Druga ze wspomnianych scen, to przebudzenie się Lizandra po interwencji Puka, który na prośbę Oberona miał swymi czarami sprawić, że Demetriusz przestanie kochać Hermię i zakocha się w Helenie. Puk oczywiście się myli i – zamiast Demetriusza – przemienia śpiącego w lesie Lizandra. Po przebudzeniu więc chłopak uświadamia sobie, że nie kocha już Hermii lecz Helenę! U Szekspira brutalnie robi się dopiero w scenie konfrontacji par z nowym układem uczuć, u Klaty nieco wcześniej, tuż przed interwencją Puka. Oto Lizander, mając ochotę na seks z Hermią, nic sobie nie robi z jej odmowy, prowokując ją do zabawy, która przerodzi się w gwałt. Zmęczony incydentem chłopak zasypia i wtedy do akcji wkracza kolejna wersja Puka (jest ich ogólnie trzech). Gdy Lizander się budzi, widząc śpiącą Hermię, jeszcze chwilę temu swoją ukochaną, oddaje na nią mocz. W końcu już jej nie kocha, kocha inną, a do tej czuje wprost obrzydzenie. Można by tę całą scenę zawrzeć w ulicznym frazeologizmie: Lizander „olewa Hermię ciepłym moczem” czy może brutalniej – powiedzieć, że “na nią szcza”.

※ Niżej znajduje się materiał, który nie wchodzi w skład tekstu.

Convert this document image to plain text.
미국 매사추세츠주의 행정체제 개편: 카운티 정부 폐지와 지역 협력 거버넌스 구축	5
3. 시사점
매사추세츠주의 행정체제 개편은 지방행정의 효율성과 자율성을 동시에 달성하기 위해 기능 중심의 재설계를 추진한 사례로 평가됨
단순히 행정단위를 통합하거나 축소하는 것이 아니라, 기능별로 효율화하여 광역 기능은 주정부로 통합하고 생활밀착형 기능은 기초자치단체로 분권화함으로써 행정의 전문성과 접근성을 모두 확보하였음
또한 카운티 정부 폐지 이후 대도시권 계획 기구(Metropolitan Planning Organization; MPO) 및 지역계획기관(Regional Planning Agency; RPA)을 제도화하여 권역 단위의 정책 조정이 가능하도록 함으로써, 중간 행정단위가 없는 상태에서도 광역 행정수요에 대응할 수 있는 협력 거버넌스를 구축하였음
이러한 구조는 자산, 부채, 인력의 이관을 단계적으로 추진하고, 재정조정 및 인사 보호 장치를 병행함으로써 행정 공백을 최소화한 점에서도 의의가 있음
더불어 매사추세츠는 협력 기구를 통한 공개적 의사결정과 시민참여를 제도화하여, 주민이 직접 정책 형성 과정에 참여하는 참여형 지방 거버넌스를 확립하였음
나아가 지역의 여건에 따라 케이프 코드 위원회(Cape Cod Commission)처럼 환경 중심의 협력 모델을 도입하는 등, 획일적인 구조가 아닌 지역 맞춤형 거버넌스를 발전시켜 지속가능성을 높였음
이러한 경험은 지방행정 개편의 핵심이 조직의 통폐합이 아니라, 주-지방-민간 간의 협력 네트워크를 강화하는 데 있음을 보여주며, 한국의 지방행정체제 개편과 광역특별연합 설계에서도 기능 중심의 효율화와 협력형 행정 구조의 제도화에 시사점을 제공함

Widziałem kilka adaptacji Snu nocy letniej i zazwyczaj były one zrealizowane „po bożemu”. Baśniowa opowieść o perypetiach młodych kochanków, niegodzących się z tradycją i przywilejami pokolenia swoich rodziców, zwłaszcza gdy w grę wchodziło decydowanie o ich intymnych sprawach, co najwyżej skonstruowana była z głębszą podbudową psychologiczną. Realizm sceniczny doprawiano szczyptą Junga albo Freuda, w efekcie czego otrzymywaliśmy spektakle głęboko penetrujące ludzką kondycję, aczkolwiek przemawiające do nas szlachetnym tekstem szekspirowskiej frazy, połączonym z wysmakowanymi obrazami teatralnymi, układającymi się w sprawnie prowadzoną przez cały spektakl narrację. Owe obrazy z kolei operowały w dużej mierze teatralną metaforą, która horyzont interpretacji teatralnych znaków i połączonego z nimi tekstu raczej poszerzała i uniwersalizowała, namawiając w ten sposób widza do szerszego spojrzenia na to, co się na scenie dzieje; żeby go w ten sposób pobudzić do myślenia i rozwinąć. Tak było kiedyś, bo żyliśmy w kraju i społeczeństwie, które się rozwijało, w którym nadrzędną wartością było różnego rodzaju poszerzanie: zdobywanie wiedzy i doświadczenia, naruszanie granic własnego świata, próba dotarcia do nowych horyzontów języka i jego możliwości.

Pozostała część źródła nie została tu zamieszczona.